The waiter smiled and, recognizing her as ‘The Lady from Space’, asked for her autograph. This had happened countless times already, so she wrote her name on the back of a grubby old bill. ‘Now please bring us something to drink.’
‘I’m sorry,’ he said, ‘I can’t do it. A man came in this morning and caused a commotion when I wouldn’t get him some old Nihilitz, so the police came and took him to Aspron.’
‘Aspron?’ said Benjamin.
‘Yes, sir. It’s not only back in fashion, but they say it’s much enlarged. Just a moment, though, and I’ll see what I can do.’ He went through the far door near the bar. The bullet-proofing over the terrace had been removed, and ordinary thin glass put in its place. The waiter returned with a plain bottle: ‘It’s Nihilitz,’ he whispered. ‘But it will cost you ten thousand klipps. We have our own distillery in the cellars, and have been busy cooking it up for the last few days. We got advanced notice from a very highly-placed friend that Nihilitz was going to be banned. So we’re going to be rich, my friends, rich beyond the dreams of avarice!’

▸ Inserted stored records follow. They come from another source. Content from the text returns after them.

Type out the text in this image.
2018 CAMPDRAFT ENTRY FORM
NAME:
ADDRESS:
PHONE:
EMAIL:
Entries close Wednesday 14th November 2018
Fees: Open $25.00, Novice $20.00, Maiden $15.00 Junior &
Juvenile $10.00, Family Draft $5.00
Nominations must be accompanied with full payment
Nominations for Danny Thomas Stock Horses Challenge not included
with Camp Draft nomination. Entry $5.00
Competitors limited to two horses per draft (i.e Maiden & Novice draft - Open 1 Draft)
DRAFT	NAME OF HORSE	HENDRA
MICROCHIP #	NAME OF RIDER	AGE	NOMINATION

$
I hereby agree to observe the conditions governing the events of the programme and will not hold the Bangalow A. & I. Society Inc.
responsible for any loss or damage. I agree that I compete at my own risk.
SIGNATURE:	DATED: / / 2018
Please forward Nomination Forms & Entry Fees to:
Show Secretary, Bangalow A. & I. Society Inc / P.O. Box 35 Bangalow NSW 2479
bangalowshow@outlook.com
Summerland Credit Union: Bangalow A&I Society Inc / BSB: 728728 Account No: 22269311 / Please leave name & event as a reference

So they protested that the price was too high, that under nihilism they would have paid a mere few hundred, at the most. The waiter recognized Adam, and asked for his autograph also, and he signed the paper with infinite weariness and disgust. ‘For God’s sake let’s scrape up the ten thousand,’ he said, ‘so that we can get drunk.’
‘That’s very sensible,’ said the waiter. ‘I’m sure I’d be able to sell it for twenty thousand tonight. Maybe thirty thousand. Or even forty. Fifty tomorrow! But as a special favour to you, I’ll let it go for ten.’
Benjamin threw two large notes, as big as tea-towels, on to the floor, and the waiter picked them up and put them under his arm as he went away chuckling to himself. Nevertheless, it was vintage Nihilitz, and other people in the café eyed them enviously, one customer becoming so disgruntled over his large glass of water that he loped across and asked if they’d kindly share their good fortune with him. He was a middle-aged man with a thin face but fairly well-padded body. Benjamin laughed, and told him that, frankly, they could quite easily finish the bottle without his help. The man got angry: ‘I’ve worked hard all my life, and now I can’t even buy a glass of Nihilitz. I’m just about ready to lay down in despair and die.’
‘We paid ten thousand klipps for it,’ Adam said.
‘That’s right,’ the man shouted, springing up with a rabid anger, hoping to get support from the few other water-drinkers. ‘I suppose you’re a pack of mercenaries who put this rotten honesty-régime in place of our good old nihilism. And now you’ve got all the money. But me, look at me, I work hard, but I’m just not lucky, because I’m a Nihilonian. I was born in this country, but I’m expected to stand by while idle foreigners like you come and drink our best Nihilitz.’
Benjamin stood up: ‘First of all, stop whining. Secondly, you aren’t working now. Thirdly, it’s not Nihilon any more, it’s New Nihilon. So leave us alone, or I’ll throw you into the street.’
The man went out disgruntled, slamming the door.
‘I’m glad we’re leaving this country tomorrow,’ said Richard. ‘I feel there’s danger in it for people like us.’
‘How can you say that,’ Jaquiline laughed, the Nihilitz bringing back her sense of humour, ‘after all we’ve been through?’
The man who had coveted their Nihilitz stopped by a pile of masonry that was to be used for the plinth of Queen Mella’s coronation statue in the middle of the square. The first bullet from his revolver shattered the plate-glass of the terracing, and the second fragmented the Nihilitz bottle which, fortunately, was already empty.
Chapter 39
They left the country with what they stood up in, apart from a briefcase or handbag. The rest of their luggage had been ‘officially removed’ from their rooms — officially, because there were no thieves now in Nihilon. Thieving, like nihilism, had been abolished. The state saw to that, because it had acquired total rights to both. In its benevolent honesty the government carried on a policy of ‘removals’, not only to protect the people from the temptation of mass pilfering, which in Nihilon had always either been a habit or a temporary necessity, but also to make sure there was nothing left to pilfer. This system was known as ‘income tax’.